In terms of memory used during the process, there will be a difference between the two methods?
# method #3
def foo((data,i)): return data[i]
if __name__ == '__main__':
data = pd.Series(np.array(range(100000)))
pool = Pool(2)
# reduce the size of the argument passed
data1 = data[:1000]
print pool.map(foo,[(data1,10),(data1,134),(data1,8),(data1,1)])
A third method, rather than passing all the "data", since we know we'll be using only the first records, I'm only passing the first 1000 records. Will this make any difference?
Background
The problem I'm facing I have a big dataset of about 2 millions rows (4GB in memory) which will then by four subprocess to do some elaboration. Each elaboration only affect a small portion of the data (20000 rows) and I'd like to minimize the memory use by each concurrent process.
I'm going to start with the second and third methods, because they're easier to explain.
When you pass the arguments to pool.map or pool.apply, the arguments will be pickled, sent to the child process using a pipe, and then unpickled in the child. This of course requires two completely distinct copies of the data structures you're passing. It also can lead to slow performance with large data structures, since pickling/unpickling large objects can take quite a while.
With the third method, you're just passing smaller data structures than method two. This should perform better, since you don't need to pickle/unpickle as much data.
One other note - passing data multiple times is definitely a bad idea, because each copy will be getting pickled/unpickled repeatedly. You want to pass it to each child once. Method 1 is a good way to do that, or you can use the initializer keyword argument to explicitly pass data to the child. This will use fork on Linux and pickling on Windows to pass data to the child process:
import pandas as pd
import numpy as np
from multiprocessing import Pool
data = None
def init(_data):
global data
data = _data # data is now accessible in all children, even on Windows
# method #1
def foo(i): return data[i]
if __name__ == '__main__':
data = pd.Series(np.array(range(100000)))

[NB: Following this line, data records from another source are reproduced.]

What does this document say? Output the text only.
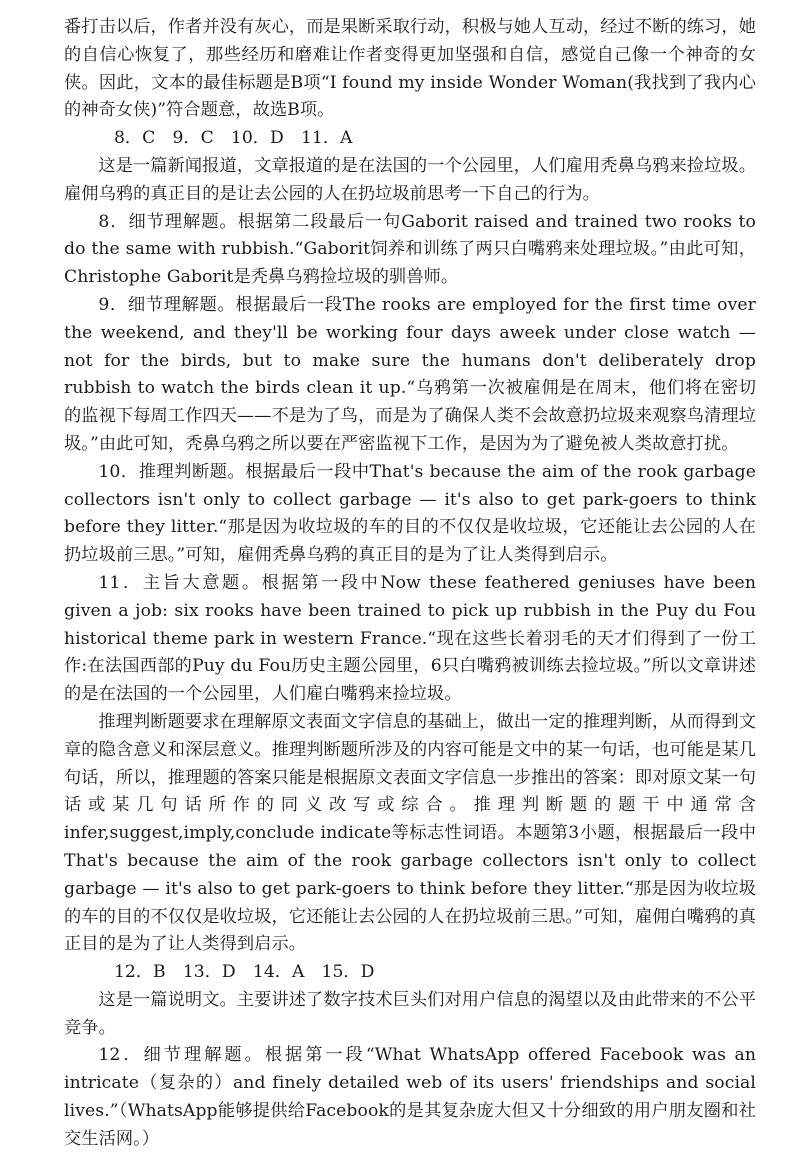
番打击以后，作者并没有灰心，而是果断采取行动，积极与她人互动，经过不断的练习，她的自信心恢复了，那些经历和磨难让作者变得更加坚强和自信，感觉自己像一个神奇的女侠。因此，文本的最佳标题是B项“I found my inside Wonder Woman(我找到了我内心的神奇女侠)”符合题意，故选B项。

8．C　9．C　10．D　11．A

这是一篇新闻报道，文章报道的是在法国的一个公园里，人们雇用秃鼻乌鸦来捡垃圾。雇佣乌鸦的真正目的是让去公园的人在扔垃圾前思考一下自己的行为。

8．细节理解题。根据第二段最后一句Gaborit raised and trained two rooks to do the same with rubbish.“Gaborit饲养和训练了两只白嘴鸦来处理垃圾。”由此可知，Christophe Gaborit是秃鼻乌鸦捡垃圾的驯兽师。

9．细节理解题。根据最后一段The rooks are employed for the first time over the weekend, and they'll be working four days aweek under close watch — not for the birds, but to make sure the humans don't deliberately drop rubbish to watch the birds clean it up.“乌鸦第一次被雇佣是在周末，他们将在密切的监视下每周工作四天——不是为了鸟，而是为了确保人类不会故意扔垃圾来观察鸟清理垃圾。”由此可知，秃鼻乌鸦之所以要在严密监视下工作，是因为为了避免被人类故意打扰。

10．推理判断题。根据最后一段中That's because the aim of the rook garbage collectors isn't only to collect garbage — it's also to get park-goers to think before they litter.“那是因为收垃圾的车的目的不仅仅是收垃圾，它还能让去公园的人在扔垃圾前三思。”可知，雇佣秃鼻乌鸦的真正目的是为了让人类得到启示。

11．主旨大意题。根据第一段中Now these feathered geniuses have been given a job: six rooks have been trained to pick up rubbish in the Puy du Fou historical theme park in western France.“现在这些长着羽毛的天才们得到了一份工作:在法国西部的Puy du Fou历史主题公园里，6只白嘴鸦被训练去捡垃圾。”所以文章讲述的是在法国的一个公园里，人们雇白嘴鸦来捡垃圾。

推理判断题要求在理解原文表面文字信息的基础上，做出一定的推理判断，从而得到文章的隐含意义和深层意义。推理判断题所涉及的内容可能是文中的某一句话，也可能是某几句话，所以，推理题的答案只能是根据原文表面文字信息一步推出的答案：即对原文某一句话或某几句话所作的同义改写或综合。推理判断题的题干中通常含infer,suggest,imply,conclude indicate等标志性词语。本题第3小题，根据最后一段中That's because the aim of the rook garbage collectors isn't only to collect garbage — it's also to get park-goers to think before they litter.“那是因为收垃圾的车的目的不仅仅是收垃圾，它还能让去公园的人在扔垃圾前三思。”可知，雇佣白嘴鸦的真正目的是为了让人类得到启示。

12．B　13．D　14．A　15．D

这是一篇说明文。主要讲述了数字技术巨头们对用户信息的渴望以及由此带来的不公平竞争。

12．细节理解题。根据第一段“What WhatsApp offered Facebook was an intricate（复杂的）and finely detailed web of its users' friendships and social lives.”（WhatsApp能够提供给Facebook的是其复杂庞大但又十分细致的用户朋友圈和社交生活网。）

pool = Pool(2, initializer=init, initargs=(data,))
print pool.map(foo,[10,134,8,1])
Using the first method, you're leveraging the behavior of fork to allow the child process to inherit the data object. fork has copy-on-write semantics, which means that the memory is actually shared between the parent and its children, until you try to write to it in the child. When you try to write, the memory page that the data you're trying to write is contained in must be copied, to keep it separate from the parent version.
Now, this sounds like a slam dunk - no need to copy anything as long as we don't write to it, which is surely faster than the pickle/unpickle method. And that's usually the case. However, in practice, Python is internally writing to its objects, even when you wouldn't really expect it to. Because Python uses reference counting for memory management, it needs to increment the internal reference counter on each object every time its passed to a method, or assigned to variable, etc. So, that means the memory page containing the reference count for each object passed to your child process will end up getting copied. This will definitely be faster and use less memory than pickling data multiple times, but isn't quite completely shared, either.